Sky News has just interviewed shadow home secretary, Dominic Grieve, and Harriet Harman, the leader of the House of Commons, on the issue of Damian Green's arrest.
Dominic Grieve was pretty scathing about the interview given earlier this morning by his opposite number, Jacqui Smith. He said the most important question needing an answer was what she knew and why she acted in the way that she did.

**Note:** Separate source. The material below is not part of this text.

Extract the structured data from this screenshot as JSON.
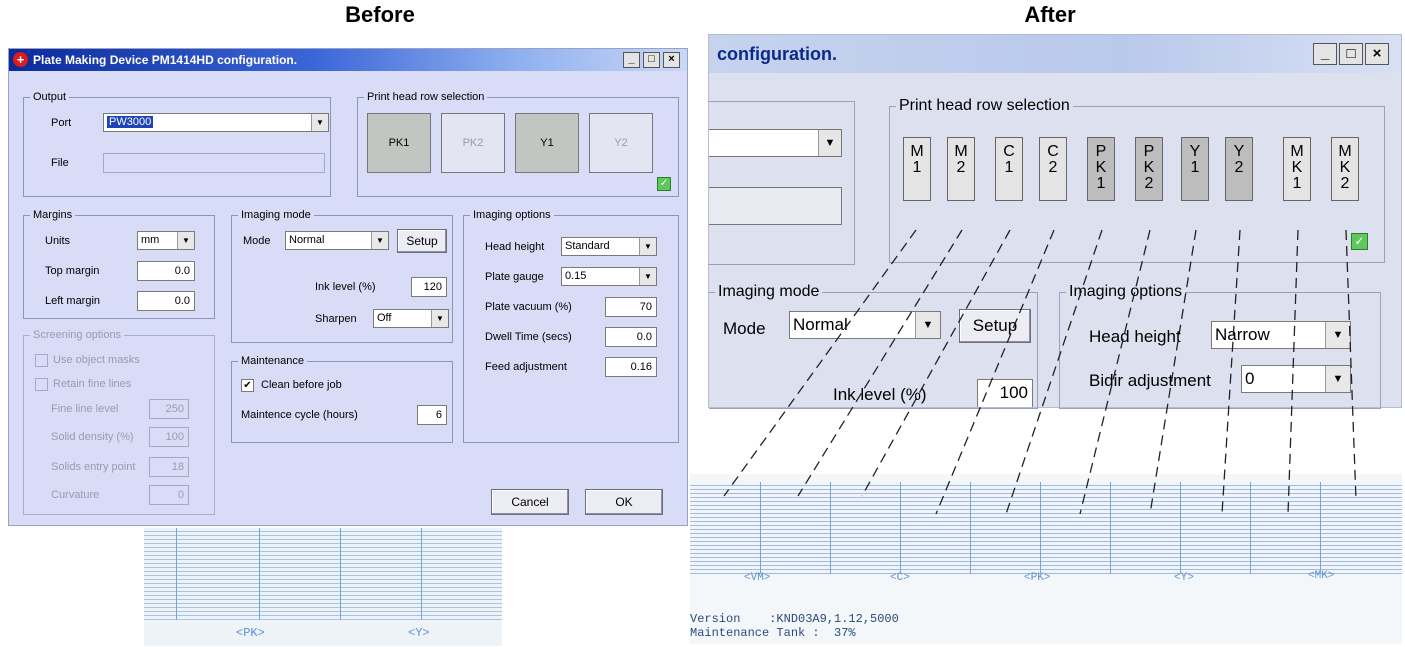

Significantly, he said that from his interpretation of her answers (or lack thereof) on the Andrew Marr show, "I think she knew there was an MP involved in this investigation and she decided to simply sit back on her hands," meaning that she therefore has a great deal for which to answer to Parlaiment.
He added that it was wrong of her to insinuate that there were national security issues at stake in this investigation and that his view was that the grounds for arresting Damian Green and searching his homes an offices were "flimsy and trivial".
Interviewed shortly beforehand on Sky News, Hariet Harman sought to give an assurance that she appreciated the "big constitutional principle" involved over the arrest of an MP in these circumstances. "As Leader of the House, I am in no doubt how deeply MPs feel about it... MPs should be able to get on with their job without the interference of the law," she said.
But she refused to condemn the actions of anyone involved and after revealing that she had disucssed the matter with the Speaker, she refused also to disclose the contents of that conversation. She did say, however, that the Speaker "might well want to review the processes by which authorisation is given to search the Palace of Westminster."